A third point I settled on fairly early on had to do with Luther's career at the university and his obsession with musical temperament. Basically, keyboard instruments used to sound at different frequencies than their modern descendants. Intervals like octaves and fifths reverberated in accordance with Pythagorean ratios (2:1, 3:2, etc.), as slightly tempered during the Renaissance. 

This system, while pleasing, introduced a lot of problems. Essentially, the math didn't add up, and howling wolfe tones were produced as a result. I liked the metaphor furnished by the music: there is imperfection in music, math that should work out but doesn't; there is imperfection in life and insoluble dilemmas like the death of a loved one. 

I didn't know how the novel would end when I started; I just followed the trajectories of the stages of grief and the lawsuit and the plot line involving the early music symposium organized by Luther.  

Q: Did you need to do much research to write the novel, and did you learn anything especially surprising?


A: I did a lot of research for the novel, particularly on the topic of musical temperament.  I wasn't starting from scratch, since I had years of music theory during college. Traditional form & analysis courses start at the medieval period with Gregorian chant. 

I remember the temperament problem being mentioned in passing by one of my professors, and it intrigued me. So it was something that I had filed away in my brain. I didn't explore the topic in depth, however, until I started writing the novel. 

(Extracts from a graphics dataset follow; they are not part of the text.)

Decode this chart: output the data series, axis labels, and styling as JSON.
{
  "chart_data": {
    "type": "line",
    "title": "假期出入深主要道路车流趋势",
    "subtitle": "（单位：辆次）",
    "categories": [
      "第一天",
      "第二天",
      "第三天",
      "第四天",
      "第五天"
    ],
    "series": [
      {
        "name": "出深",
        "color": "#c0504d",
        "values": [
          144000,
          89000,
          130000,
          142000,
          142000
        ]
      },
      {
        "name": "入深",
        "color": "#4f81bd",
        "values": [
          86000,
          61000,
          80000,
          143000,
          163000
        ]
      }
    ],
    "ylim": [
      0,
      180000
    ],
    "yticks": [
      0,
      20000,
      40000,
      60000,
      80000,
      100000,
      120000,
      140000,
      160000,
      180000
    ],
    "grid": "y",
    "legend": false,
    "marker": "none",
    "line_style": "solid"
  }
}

I hadn't realized that the problem of temperament was one that had preoccupied some of the greatest scientific minds throughout history -- people like Kepler and Vincenzo Galilei. The ratios described by Pythagoras were thought to govern planetary motion and to be inscribed in the universe -- whether and how to tinker with these relationships, and how to solve the problem of the wolfe tones, was a vexing one for centuries. 

From around the Baroque period forward, the octave was artificially split into 12 equal steps and the modern equal temperament system was born.  

Q: What do you hope people take away from the story?

A: I related very strongly to Luther as I wrote this book, and I hope that others relate to him as well. He grapples with universal questions we all ask: why are we here, what is our purpose, how do we go on in the face of loss, what happens after we die, etc.

Q: What are you working on now?

A: At present, I am working on a first draft of something I would describe as Bleak House meets Infinite Jest

I'm also in the final editing stages of another novel project. It involves a woman who is disenchanted with her life in suburbia who takes a position teaching the art of the memoir to prisoners. She ends up being drawn to one of the prisoners and things develop from there.

I won't reveal much more, but the work speaks to the ennui of long-term relationships as well as the adrenaline rush of the novel experience.